Cabernet sauvignon : Pour beaucoup, le cabernet sauvignon est le roi des cépages rouges. Dans le bordelais, il n’atteint nulle part ailleurs une telle perfection. Ses zones de prédilection sont les plus aristocratiques, jusqu’à représenter 70 % des grands crus bordelais. Il s’appelle petit cabernet ou petite vidure (une contraction de vigne dure) dans le Médoc et dans les Graves, petit bouchet à Saint-Émilion et à Pomerol. Ce cépage récent est né à la fin du XVIIe siècle dans le Bordelais. Il serait, après l’étude de son ADN, un croisement accidentel entre le cabernet franc et le sauvignon blanc (travaux effectués par l’Université Davis de Californie en 1997). Il couvre aujourd’hui dans le Bordelais plus de la moitié de l’encépagement associé au cabernet franc, au merlot et au petit verdot.

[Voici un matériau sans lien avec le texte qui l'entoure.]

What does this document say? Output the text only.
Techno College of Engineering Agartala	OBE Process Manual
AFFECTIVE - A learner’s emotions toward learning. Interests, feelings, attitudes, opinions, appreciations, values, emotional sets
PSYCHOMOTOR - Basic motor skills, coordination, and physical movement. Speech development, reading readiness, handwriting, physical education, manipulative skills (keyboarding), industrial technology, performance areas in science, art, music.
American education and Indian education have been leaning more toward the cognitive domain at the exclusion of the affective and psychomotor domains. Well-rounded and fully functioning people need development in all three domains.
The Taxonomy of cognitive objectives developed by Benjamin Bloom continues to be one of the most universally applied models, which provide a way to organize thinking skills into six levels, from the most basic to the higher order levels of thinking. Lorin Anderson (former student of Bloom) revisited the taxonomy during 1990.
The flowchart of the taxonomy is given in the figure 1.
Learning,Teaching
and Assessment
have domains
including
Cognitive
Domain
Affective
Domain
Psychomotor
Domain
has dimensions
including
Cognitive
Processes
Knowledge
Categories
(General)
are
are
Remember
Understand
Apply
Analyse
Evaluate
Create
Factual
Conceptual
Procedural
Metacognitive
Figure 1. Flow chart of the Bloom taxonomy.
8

Depuis près de cinquante ans, il connaît une irrésistible ascension internationale. Ses nouvelles terres d’élection se comptent par centaines : à Napa en Californie, dans l’état de Washington, en Italie et en Toscane notamment où il est assemblé avec le sangiovese, et en Australie, avec le shiraz. Il est aussi largement présent au Chili, premier pays à le produire dans le monde avec 45 000 ha. Sa présence s’affirme de plus en Argentine, en Espagne, en Afrique du Sud, jusque dans la plaine de la Bekaa au Liban. Il a également  conquis la plupart des pays de l’est de l’Europe. Partout, cabernet sauvignon est synonyme de réussite. En France, son extension est ininterrompue.

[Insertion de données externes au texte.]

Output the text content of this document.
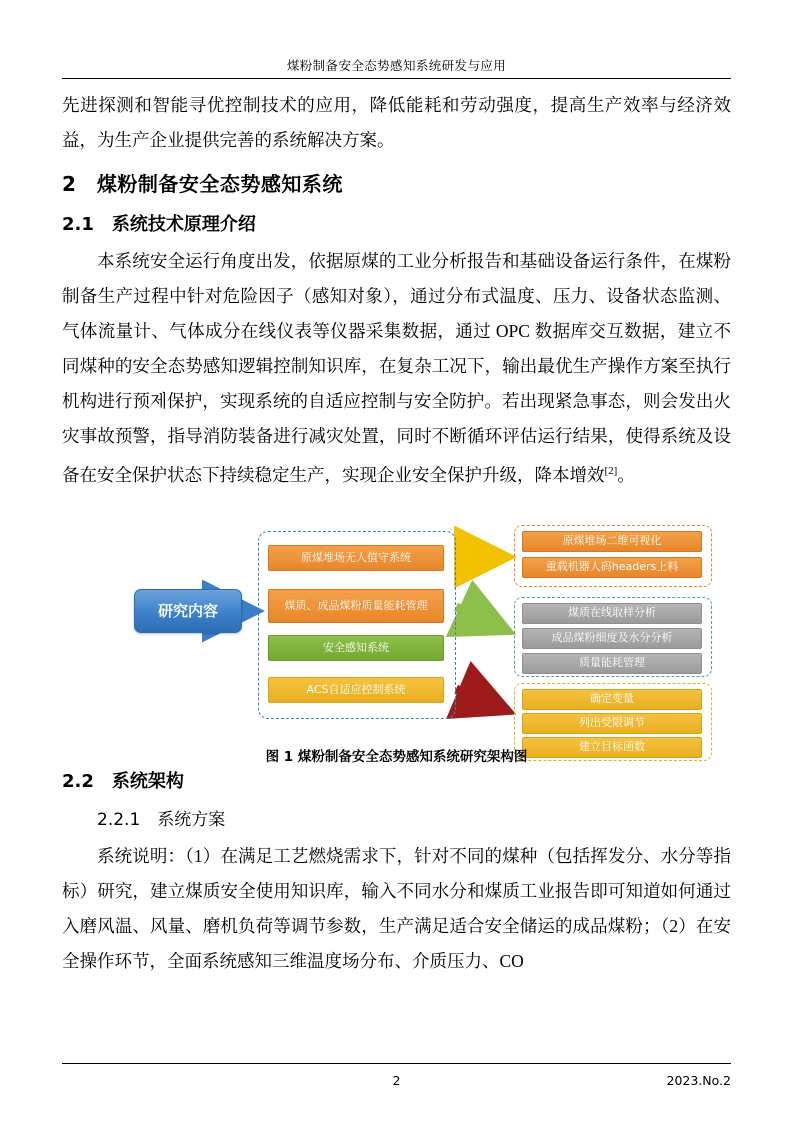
煤粉制备安全态势感知系统研发与应用

先进探测和智能寻优控制技术的应用，降低能耗和劳动强度，提高生产效率与经济效益，为生产企业提供完善的系统解决方案。

2　煤粉制备安全态势感知系统
2.1　系统技术原理介绍

本系统安全运行角度出发，依据原煤的工业分析报告和基础设备运行条件，在煤粉制备生产过程中针对危险因子（感知对象），通过分布式温度、压力、设备状态监测、气体流量计、气体成分在线仪表等仪器采集数据，通过 OPC 数据库交互数据，建立不同煤种的安全态势感知逻辑控制知识库，在复杂工况下，输出最优生产操作方案至执行机构进行预제保护，实现系统的自适应控制与安全防护。若出现紧急事态，则会发出火灾事故预警，指导消防装备进行减灾处置，同时不断循环评估运行结果，使得系统及设备在安全保护状态下持续稳定生产，实现企业安全保护升级，降本增效[2]。

研究内容
原煤堆场无人值守系统
煤质、成品煤粉质量能耗管理
安全感知系统
ACS自适应控制系统
原煤堆场二维可视化
重载机器人码headers上料
煤质在线取样分析
成品煤粉细度及水分分析
质量能耗管理
确定变量
列出受限调节
建立目标函数
图 1 煤粉制备安全态势感知系统研究架构图
2.2　系统架构
2.2.1　系统方案

系统说明：（1）在满足工艺燃烧需求下，针对不同的煤种（包括挥发分、水分等指标）研究，建立煤质安全使用知识库，输入不同水分和煤质工业报告即可知道如何通过入磨风温、风量、磨机负荷等调节参数，生产满足适合安全储运的成品煤粉；（2）在安全操作环节，全面系统感知三维温度场分布、介质压力、CO

2	2023.No.2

Le cabernet sauvignon est formé de petites grappes aux baies bleu-noir, à la peau épaisse et dure. Il donne des vins foncés, très tanniques, aux arômes de cerise, de prune et de cassis. On peut y déceler aussi le réglisse, le poivre vert, la violette, le cèdre et le tabac pour évoluer plus tard sur des notes rappelant la truffe noire. Le cabernet sauvignon donne des vins très lents à se développer mais qui, avec le temps, prennent corps et souplesse.

Ce cépage a pour lui d’être un ascète. Il aime les sols secs, graveleux, bien drainés et maigres.

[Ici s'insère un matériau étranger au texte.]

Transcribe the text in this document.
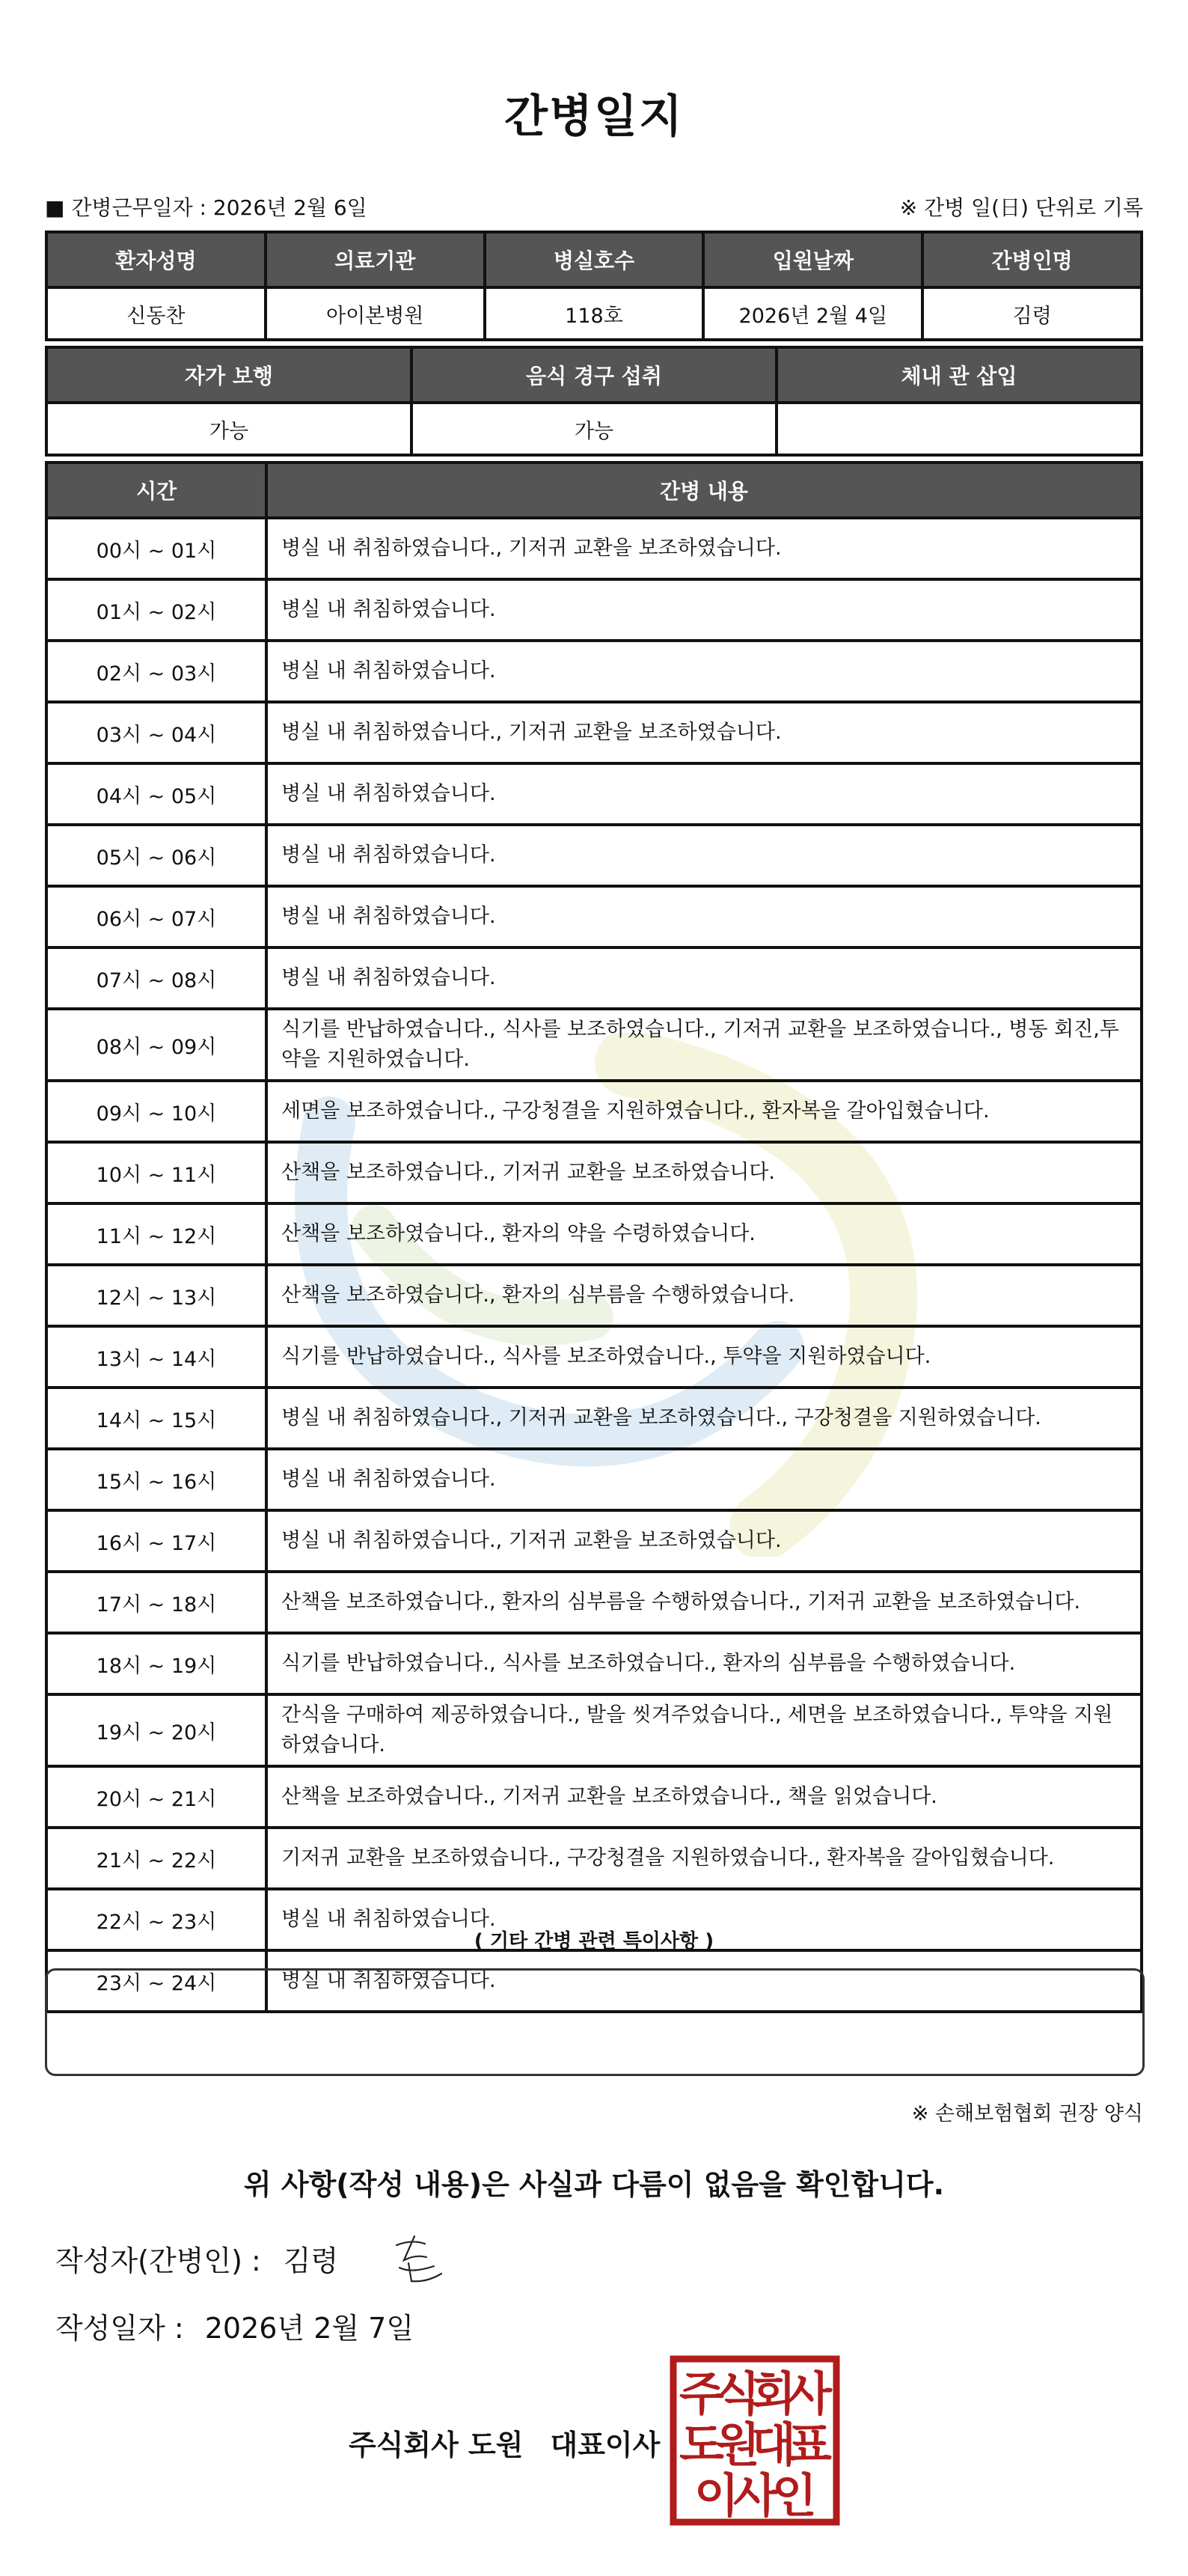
간병일지
■ 간병근무일자 : 2026년 2월 6일	※ 간병 일(日) 단위로 기록
환자성명	의료기관	병실호수	입원날짜	간병인명
신동찬	아이본병원	118호	2026년 2월 4일	김령
자가 보행	음식 경구 섭취	체내 관 삽입
가능	가능	
시간	간병 내용
00시 ~ 01시	병실 내 취침하였습니다., 기저귀 교환을 보조하였습니다.
01시 ~ 02시	병실 내 취침하였습니다.
02시 ~ 03시	병실 내 취침하였습니다.
03시 ~ 04시	병실 내 취침하였습니다., 기저귀 교환을 보조하였습니다.
04시 ~ 05시	병실 내 취침하였습니다.
05시 ~ 06시	병실 내 취침하였습니다.
06시 ~ 07시	병실 내 취침하였습니다.
07시 ~ 08시	병실 내 취침하였습니다.
08시 ~ 09시	식기를 반납하였습니다., 식사를 보조하였습니다., 기저귀 교환을 보조하였습니다., 병동 회진,투약을 지원하였습니다.
09시 ~ 10시	세면을 보조하였습니다., 구강청결을 지원하였습니다., 환자복을 갈아입혔습니다.
10시 ~ 11시	산책을 보조하였습니다., 기저귀 교환을 보조하였습니다.
11시 ~ 12시	산책을 보조하였습니다., 환자의 약을 수령하였습니다.
12시 ~ 13시	산책을 보조하였습니다., 환자의 심부름을 수행하였습니다.
13시 ~ 14시	식기를 반납하였습니다., 식사를 보조하였습니다., 투약을 지원하였습니다.
14시 ~ 15시	병실 내 취침하였습니다., 기저귀 교환을 보조하였습니다., 구강청결을 지원하였습니다.
15시 ~ 16시	병실 내 취침하였습니다.
16시 ~ 17시	병실 내 취침하였습니다., 기저귀 교환을 보조하였습니다.
17시 ~ 18시	산책을 보조하였습니다., 환자의 심부름을 수행하였습니다., 기저귀 교환을 보조하였습니다.
18시 ~ 19시	식기를 반납하였습니다., 식사를 보조하였습니다., 환자의 심부름을 수행하였습니다.
19시 ~ 20시	간식을 구매하여 제공하였습니다., 발을 씻겨주었습니다., 세면을 보조하였습니다., 투약을 지원하였습니다.
20시 ~ 21시	산책을 보조하였습니다., 기저귀 교환을 보조하였습니다., 책을 읽었습니다.
21시 ~ 22시	기저귀 교환을 보조하였습니다., 구강청결을 지원하였습니다., 환자복을 갈아입혔습니다.
22시 ~ 23시	병실 내 취침하였습니다.
23시 ~ 24시	병실 내 취침하였습니다.
( 기타 간병 관련 특이사항 )
※ 손해보험협회 권장 양식
위 사항(작성 내용)은 사실과 다름이 없음을 확인합니다.
작성자(간병인) : 김령
작성일자 : 2026년 2월 7일
주식회사 도원 대표이사
주
식
회
사
도
원
대
표
이
사
인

Les gelées tardives ne lui font pas peur ; il débourre tard.
II possède des bois suffisamment durs pour résister aux hivers rigoureux.
II est peu vulnérable aux parasites et à la pourriture (sauf à l’oïdium).
Sa grande faiblesse est qu’il mûrit tard. Attention donc aux automnes humides !
Son rendement est faible, mais ses qualités sont telles qu’elles compensent ce défaut.